Here, one of the decisions that we face is the choice of regression
model to use (gaussian or poisson). As described in the document, this
requires two different local changes in the code:
However, these are not two separate decisions, but rather a
consequence of the same analysis parameter: the choice of model. Often,
a single analysis parameter will require the analyst to change the code
in more than one location. To represent these semantics, multiverse
allows us to re-use the same analysis parameter in multiple
branch()
statements, so long as each branch()
uses the exact same set of analysis options. In a branch on a previously
defined parameter, option names must be the same, but the code for each
option can be different. Thus, we represent the consequences of the
choice of model with a single analysis parameter: model.

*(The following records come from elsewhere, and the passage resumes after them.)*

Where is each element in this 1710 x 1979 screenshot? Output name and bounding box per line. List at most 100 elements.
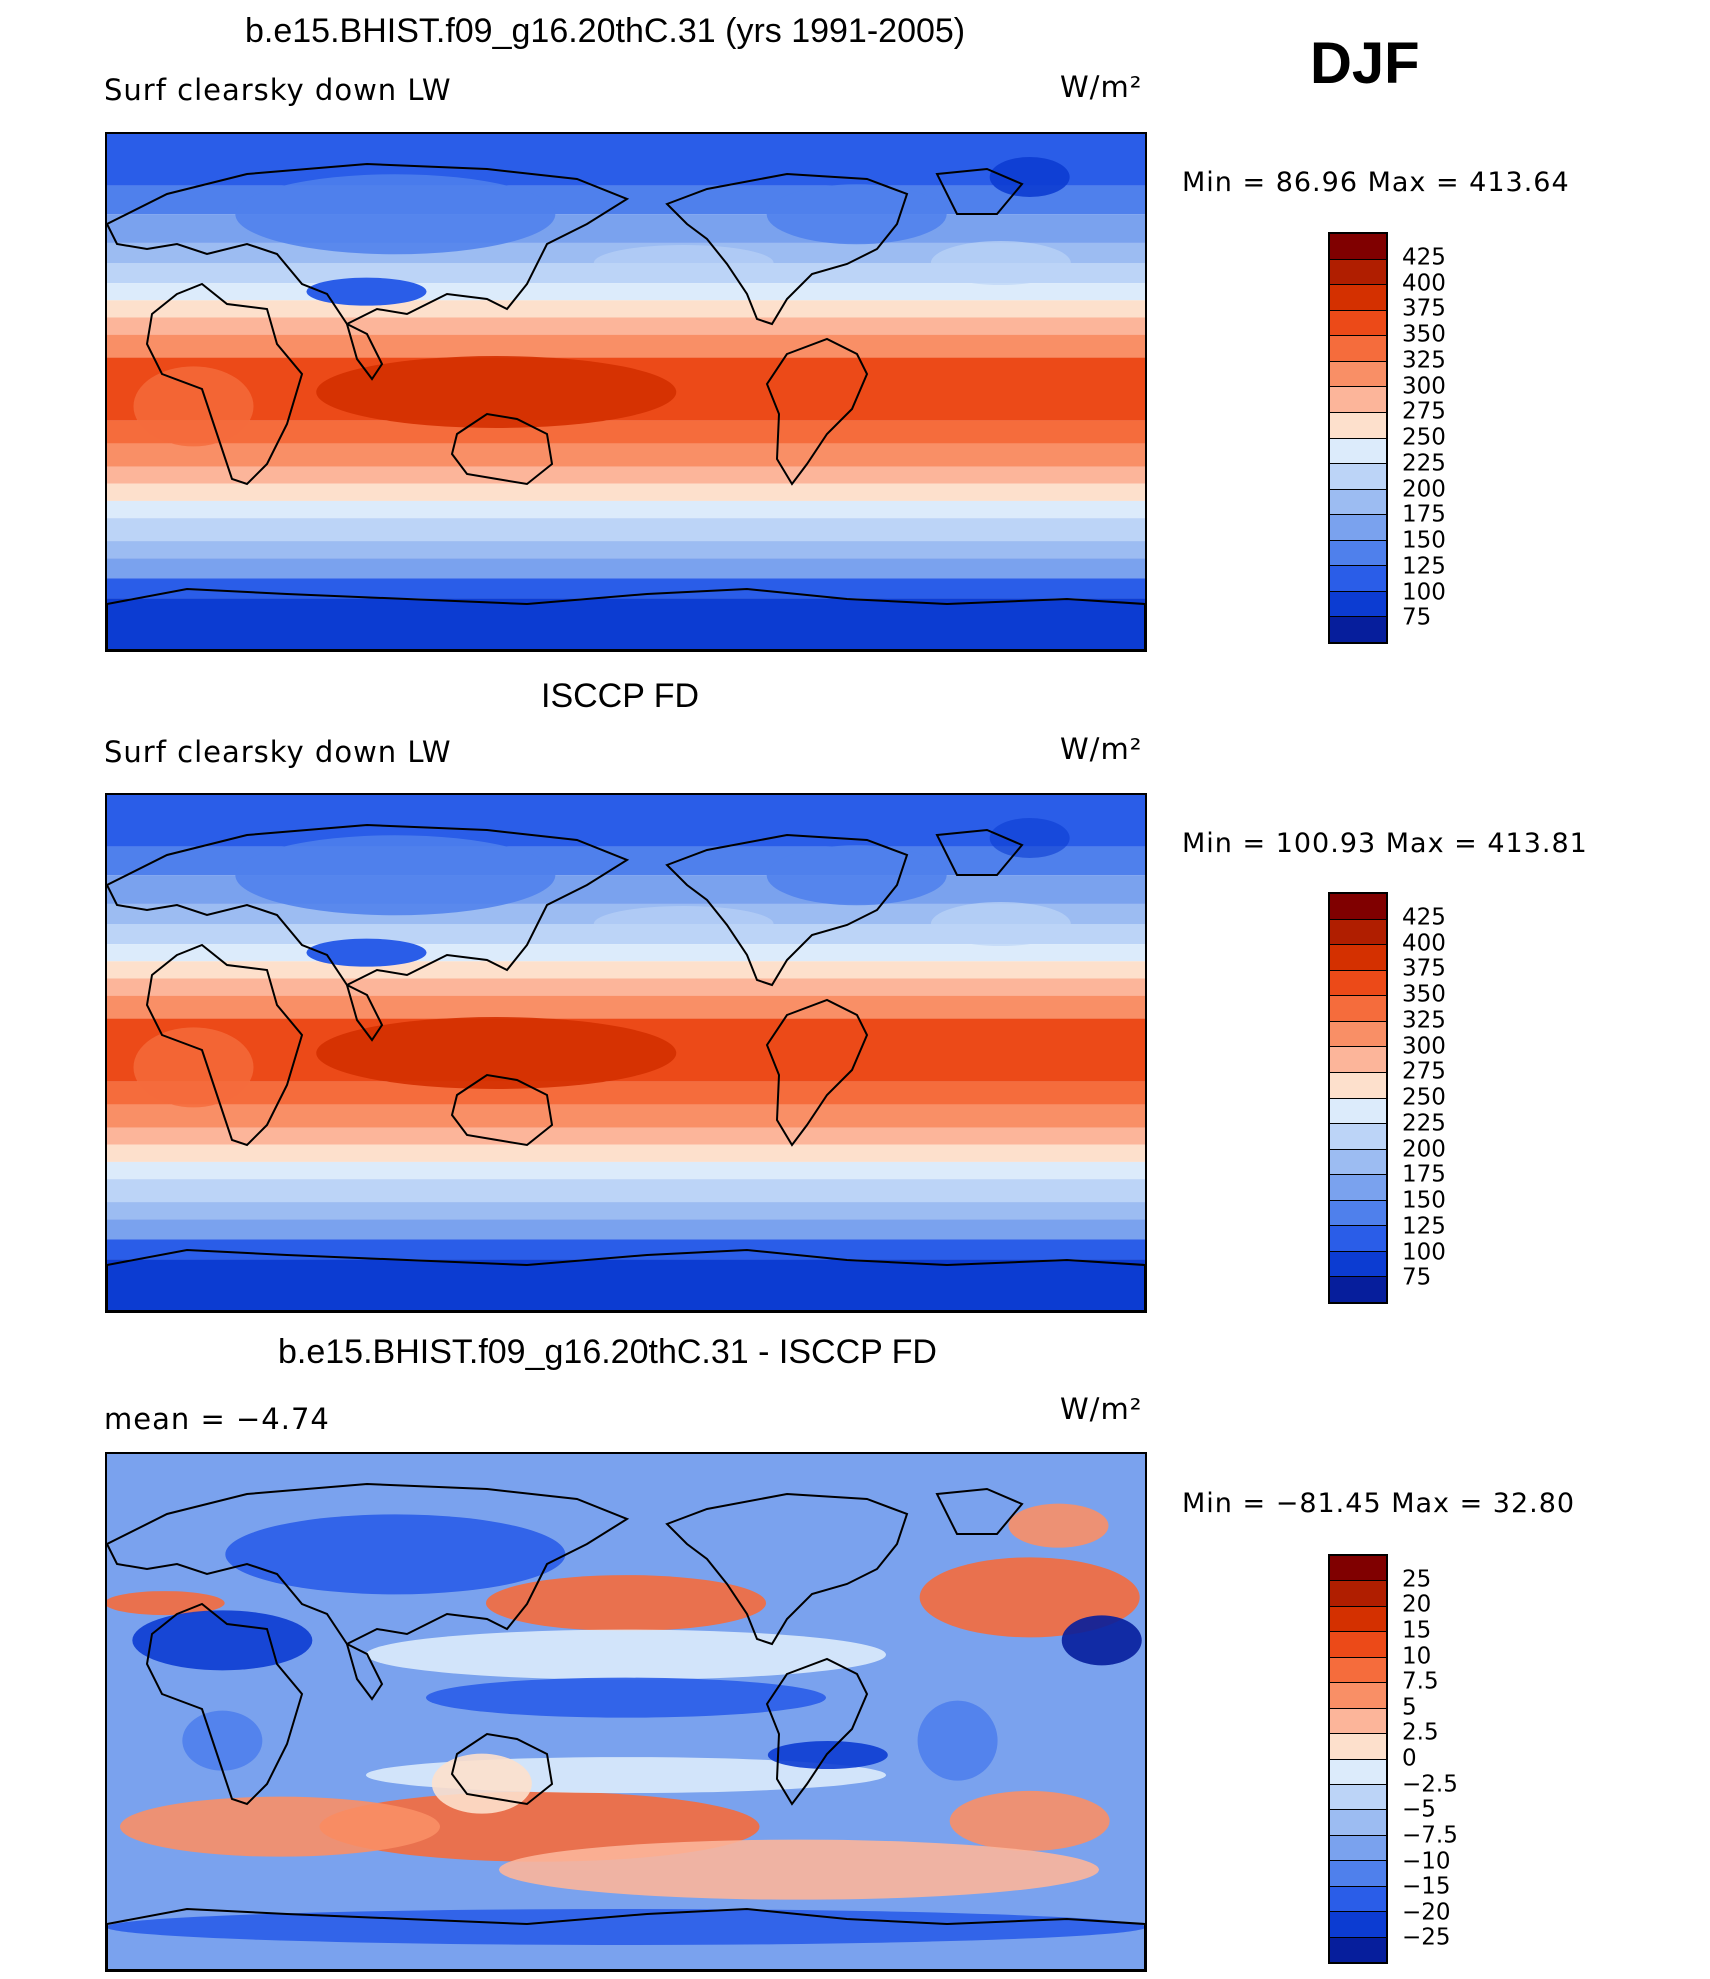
colorbar-tick-label: 350 <box>1402 981 1446 1008</box>
colorbar-tick-label: −5 <box>1402 1796 1436 1823</box>
panel-2-units: W/m² <box>1060 732 1143 766</box>
panel-2-variable-label: Surf clearsky down LW <box>104 735 452 769</box>
colorbar-swatch <box>1330 1784 1386 1811</box>
colorbar-swatch <box>1330 996 1386 1022</box>
colorbar-swatch <box>1330 1175 1386 1201</box>
colorbar-tick-label: 300 <box>1402 1033 1446 1059</box>
colorbar-tick-label: 25 <box>1402 1566 1432 1593</box>
panel-1-units: W/m² <box>1060 70 1143 104</box>
colorbar-swatch <box>1330 336 1386 362</box>
colorbar-tick-label: 100 <box>1402 1239 1446 1265</box>
colorbar-tick-label: 350 <box>1402 321 1446 348</box>
colorbar-swatch <box>1330 1632 1386 1658</box>
colorbar-swatch <box>1330 1912 1386 1938</box>
coastline <box>450 1073 554 1147</box>
colorbar-tick-label: 75 <box>1402 604 1432 631</box>
coastline <box>665 833 909 987</box>
colorbar-swatch <box>1330 1759 1386 1785</box>
colorbar-tick-label: 300 <box>1402 373 1446 399</box>
coastline <box>345 983 384 1042</box>
colorbar-tick-label: 5 <box>1402 1694 1417 1721</box>
colorbar-tick-label: 275 <box>1402 398 1446 425</box>
colorbar-tick-label: 225 <box>1402 1110 1446 1137</box>
panel-1-title: b.e15.BHIST.f09_g16.20thC.31 (yrs 1991-2… <box>245 12 966 50</box>
colorbar-swatch <box>1330 1683 1386 1709</box>
panel-2-colorbar <box>1328 892 1388 1304</box>
colorbar-swatch <box>1330 515 1386 541</box>
colorbar-tick-label: 225 <box>1402 450 1446 477</box>
coastline <box>145 943 304 1147</box>
colorbar-swatch <box>1330 1149 1386 1176</box>
colorbar-swatch <box>1330 566 1386 592</box>
colorbar-swatch <box>1330 1098 1386 1125</box>
panel-1-map <box>105 132 1147 652</box>
colorbar-swatch <box>1330 1277 1386 1302</box>
colorbar-tick-label: 425 <box>1402 244 1446 271</box>
colorbar-swatch <box>1330 1734 1386 1760</box>
colorbar-swatch <box>1330 970 1386 997</box>
panel-1-colorbar <box>1328 232 1388 644</box>
colorbar-swatch <box>1330 591 1386 618</box>
colorbar-tick-label: 425 <box>1402 904 1446 931</box>
coastline <box>935 828 1024 876</box>
panel-3-minmax: Min = −81.45 Max = 32.80 <box>1182 1488 1576 1519</box>
colorbar-swatch <box>1330 1581 1386 1607</box>
colorbar-tick-label: 325 <box>1402 347 1446 374</box>
colorbar-tick-label: 400 <box>1402 270 1446 296</box>
colorbar-tick-label: −25 <box>1402 1924 1451 1951</box>
panel-3-title: b.e15.BHIST.f09_g16.20thC.31 - ISCCP FD <box>278 1333 937 1371</box>
colorbar-swatch <box>1330 412 1386 439</box>
colorbar-tick-label: 375 <box>1402 295 1446 322</box>
colorbar-tick-label: 2.5 <box>1402 1719 1439 1746</box>
colorbar-swatch <box>1330 1021 1386 1048</box>
colorbar-swatch <box>1330 1556 1386 1582</box>
colorbar-tick-label: 275 <box>1402 1058 1446 1085</box>
coastline <box>665 1492 909 1646</box>
panel-3-mean-label: mean = −4.74 <box>104 1402 330 1436</box>
coastline <box>107 162 630 326</box>
colorbar-swatch <box>1330 259 1386 286</box>
colorbar-tick-label: 175 <box>1402 501 1446 528</box>
colorbar-tick-label: −15 <box>1402 1873 1451 1900</box>
coastline <box>107 1907 1145 1970</box>
colorbar-tick-label: −7.5 <box>1402 1822 1458 1849</box>
colorbar-swatch <box>1330 234 1386 260</box>
colorbar-tick-label: 400 <box>1402 930 1446 956</box>
colorbar-tick-label: 375 <box>1402 955 1446 982</box>
panel-2-title: ISCCP FD <box>541 677 700 715</box>
colorbar-swatch <box>1330 464 1386 490</box>
colorbar-swatch <box>1330 387 1386 413</box>
colorbar-swatch <box>1330 1226 1386 1252</box>
colorbar-tick-label: 75 <box>1402 1264 1432 1291</box>
panel-2-minmax: Min = 100.93 Max = 413.81 <box>1182 828 1588 859</box>
panel-3-map <box>105 1452 1147 1972</box>
colorbar-swatch <box>1330 438 1386 465</box>
colorbar-tick-label: 100 <box>1402 579 1446 605</box>
panel-1-minmax: Min = 86.96 Max = 413.64 <box>1182 167 1570 198</box>
colorbar-tick-label: 150 <box>1402 1187 1446 1214</box>
colorbar-tick-label: −10 <box>1402 1848 1451 1874</box>
colorbar-tick-label: 20 <box>1402 1591 1432 1618</box>
colorbar-swatch <box>1330 540 1386 567</box>
coastline <box>450 1732 554 1806</box>
coastline <box>107 587 1145 650</box>
colorbar-swatch <box>1330 1251 1386 1278</box>
coastline <box>345 322 384 381</box>
colorbar-swatch <box>1330 894 1386 920</box>
coastline <box>765 1657 869 1806</box>
colorbar-tick-label: 175 <box>1402 1161 1446 1188</box>
colorbar-swatch <box>1330 945 1386 971</box>
colorbar-tick-label: 7.5 <box>1402 1668 1439 1695</box>
colorbar-swatch <box>1330 1835 1386 1862</box>
coastline <box>107 1482 630 1646</box>
panel-3-colorbar <box>1328 1554 1388 1964</box>
coastline <box>345 1642 384 1701</box>
season-label: DJF <box>1310 31 1420 96</box>
coastline <box>145 282 304 486</box>
colorbar-swatch <box>1330 285 1386 311</box>
colorbar-swatch <box>1330 1861 1386 1887</box>
panel-2-map <box>105 793 1147 1313</box>
colorbar-tick-label: 250 <box>1402 1084 1446 1111</box>
colorbar-tick-label: 0 <box>1402 1745 1417 1772</box>
coastline <box>935 167 1024 215</box>
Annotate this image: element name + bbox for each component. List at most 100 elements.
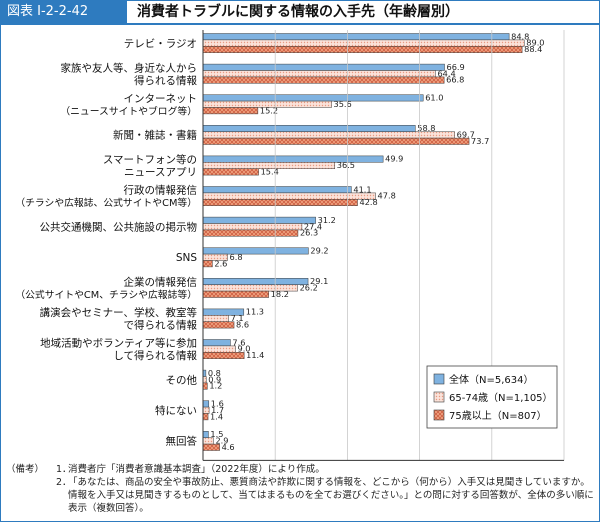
category-label-2: インターネット（ニュースサイトやブログ等） bbox=[60, 93, 197, 118]
figure-label: 図表 I-2-2-42 bbox=[1, 1, 127, 23]
bar-chart: 84.889.088.4 66.964.466.861.0 35.6 15.2 58.8… bbox=[15, 30, 565, 461]
value-label-8-1: 26.2 bbox=[300, 283, 318, 293]
category-label-9: 講演会やセミナー、学校、教室等で得られる情報 bbox=[40, 306, 198, 332]
value-label-3-2: 73.7 bbox=[471, 136, 489, 146]
value-label-7-2: 2.6 bbox=[214, 258, 227, 268]
value-label-2-1: 35.6 bbox=[334, 99, 352, 109]
value-label-12-2: 1.4 bbox=[210, 411, 223, 421]
bar-10-1 bbox=[202, 345, 236, 353]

We insert two
branch()
statements using this parameter, one to set the
variable transformation and one to set the family.
This may be implemented as such:
```{multiverse label = variable_definitions, inside = M.1}
fit <- glm(branch(model,
"linear" ~ log(death+1),
"poisson" ~ death
) ~ femininity * damage + femininity * zpressure,
family = branch(model,
"linear" ~ gaussian,
"poisson" ~ poisson
), data = df.filtered)
```
However, we can also write this as such:
```{multiverse label = variable_definitions, inside = M.2}
fit <- branch(model
"linear" ~ glm(log(death+1) ~ femininity * damage + femininity * zpressure, family = gaussian(), data = df),
"poisson" ~ glm(death ~ femininity * damage + femininity * zpressure, family = poisson(), data = df)
)
```
This is a more verbose way of specifying the same decision and requires the user to repeat code which may potentially introduce errors, but it might be easier to read.
branch
So far we have only looked at examples where we declare parameters within a branch which takes discrete values. In most cases, it makes sense to declare them separately and if the number of values for a discrete variable is not too high, sufficiently easy and concise to declare them in this manner. However, this does not apply to continuous variables as declaring all possible values would be painstakingly difficult. Hence we provide a alternate way of declaring branches where the parameter takes a continuous sequence of values.
```{multiverse default-m-10, inside = M}
set.seed(branch(seed, .options = 1:25))
x1 <- rnorm(25)
x2 <- rnorm(25)
y <- x1 + x2 + runif(25)
m <- lm(y ~ x1+ x2)
intervals <- broom::tidy(m, conf.int = TRUE)
```
We then plot the estimates from the multiverse to see if we obtain the correct results:
expand(M) |>
mutate(df = map(.results, "intervals" ) ) |>
unnest( cols = c(df) ) |>
unnest(seed) |> # won't be necessary once issue #34 is fixed
ggplot(aes(x = .universe, y = estimate, ymin = conf.low, ymax = conf.high), alpha = 0.5) +
geom_pointrange() +
facet_grid( . ~ term ) +
scale_x_continuous( breaks = seq(0, 25, by = 5) ) +
labs(x = "Universe (i.e. the seed parameter)", y = "Model Parameter Values", title = "Estimates with 95% confidence intervals") +
theme_minimal()
Note: in this vignette we used the script-oriented
inside()
function for implementing the multiverse. However,
we can implement the exact same multiverse in RMarkdown using the
multiverse-code-block
for more interactive programming. To
implement this using a multiverse-code-block
, we can simply
place the code passed into the inside function (the second argument)
inside a code block of type multiverse
, provide it with the
appropriate labels and multiverse object, and execute it. See
(multiverse-in-rmd) and (branch) for more details and examples.